Il y a des baptêmes du feu plus confortables. Le 28 août, Kevin Warsh prendra pour la première fois la parole au symposium de Jackson Hole, dans le Wyoming, en tant que président de la Réserve fédérale. Le grand rendez-vous annuel des banquiers centraux, organisé du 27 au 29 août par la Fed de Kansas City, se tient cette année dans un climat que Jerome Powell, son prédécesseur, n'a jamais connu : une inflation qui réaccélère, un marché du travail qui cale et des taux longs à des niveaux inédits depuis la crise financière.

5,34 % à trente ans

Le signal le plus spectaculaire vient du marché obligataire. Le rendement de l'emprunt du Trésor américain à 30 ans a atteint 5,34 % mardi, son niveau le plus élevé depuis 2007. La tension s'est propagée à l'ensemble des grands marchés : le 30 ans britannique s'échange à 5,86 %, le français à 4,91 %, l'allemand à 3,78 %.

Les causes se cumulent. L'inflation américaine s'est établie à 3,4 % sur un an en juillet, conforme aux attentes mais très au-dessus de la cible de 2 %, tirée par l'énergie depuis la fermeture du détroit d'Ormuz. La Fed elle-même a indiqué le 15 août que son indicateur préféré, l'indice PCE, devrait rester autour de 2,3 % sur l'ensemble de 2026. Et le Trésor continue d'emprunter massivement pour financer un déficit creusé par l'effort militaire, alimentant la prime de terme exigée par les investisseurs.

Une Fed coincée

Dans ce contexte, la banque centrale maintient sa fourchette cible entre 3,50 % et 3,75 % — le taux effectif s'établissait à 3,63 % début août —, après les baisses engagées en 2024 et 2025. Le débat interne est désormais ouvert entre ceux qui jugent nécessaire une pause prolongée et ceux qui n'excluent plus une hausse si les effets de second tour de l'énergie se confirment.

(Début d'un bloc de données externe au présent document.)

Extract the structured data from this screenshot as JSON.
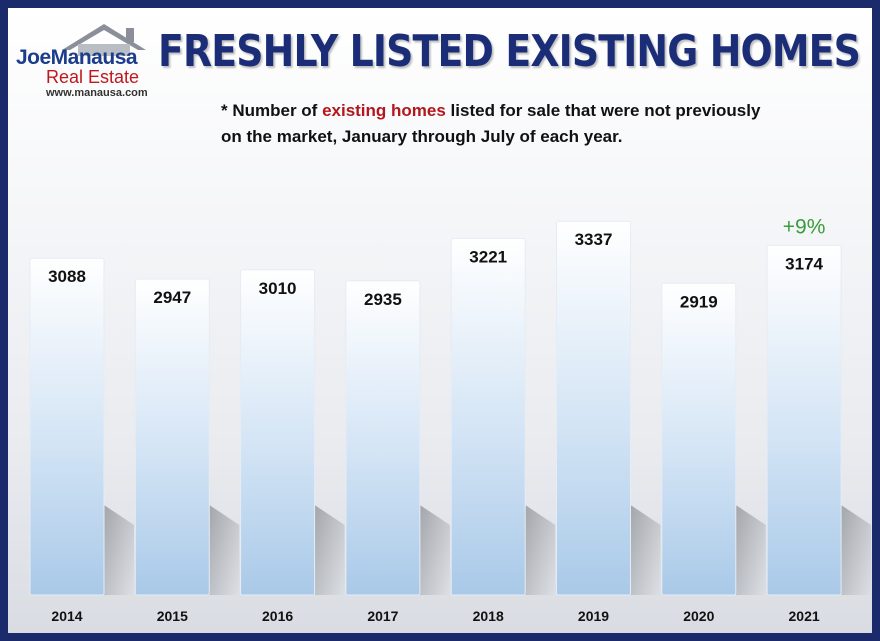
{
  "header": {
    "title": "FRESHLY LISTED EXISTING HOMES",
    "subtitle_prefix": "* Number of ",
    "subtitle_highlight": "existing homes",
    "subtitle_suffix": " listed for sale that were not previously on the market, January through July of each year."
  },
  "logo": {
    "name": "JoeManausa",
    "tagline": "Real Estate",
    "url": "www.manausa.com",
    "house_icon": "house-roof-icon"
  },
  "colors": {
    "frame": "#1b2a6b",
    "title": "#1c2d78",
    "highlight": "#b3161b",
    "annotation": "#3a9c3a"
  },
  "chart_data": {
    "type": "bar",
    "categories": [
      "2014",
      "2015",
      "2016",
      "2017",
      "2018",
      "2019",
      "2020",
      "2021"
    ],
    "values": [
      3088,
      2947,
      3010,
      2935,
      3221,
      3337,
      2919,
      3174
    ],
    "title": "FRESHLY LISTED EXISTING HOMES",
    "xlabel": "",
    "ylabel": "",
    "grid": false,
    "annotations": [
      {
        "category": "2021",
        "text": "+9%"
      }
    ]
  }
}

Le problème est que l'économie réelle envoie le signal inverse. Le rapport sur l'emploi de juillet, publié le 7 août, a fait état d'une destruction nette de 23 000 postes, une première depuis la pandémie, provoquant ce jour-là un bond de l'or à 4 363 dollars l'once. Resserrer face à une inflation importée tout en regardant l'emploi se dégrader : c'est exactement le dilemme que les manuels d'économie appellent stagflation.

« Warsh a été nommé pour baisser les taux et il va devoir expliquer pourquoi il ne le fait pas. Son discours sera lu mot à mot, non pour ce qu'il annonce, mais pour ce qu'il s'interdit », résume un économiste de banque.

Ce que le marché attend

Les anticipations sont prudentes. Les contrats à terme n'intègrent plus de baisse de taux avant la fin de l'année, et une minorité d'opérateurs parie sur une hausse d'ici décembre. Le consensus attend de Jackson Hole moins une annonce qu'une méthode : la Fed devrait insister sur une approche « réunion par réunion », strictement dépendante des données mensuelles, et rejeter tout calendrier prospectif.

Le nouveau président devrait également évoquer la révision du cadre de politique monétaire, un exercice que la Fed mène tous les cinq ans et qui tombe cette année au pire moment. Une chose est sûre : pour les marchés d'actions, qui ont vu le Nasdaq reculer avec la hausse des rendements, et pour le dollar, qui s'est raffermi face à l'euro (1,158 dollar), le vendredi 28 août sera la vraie rentrée.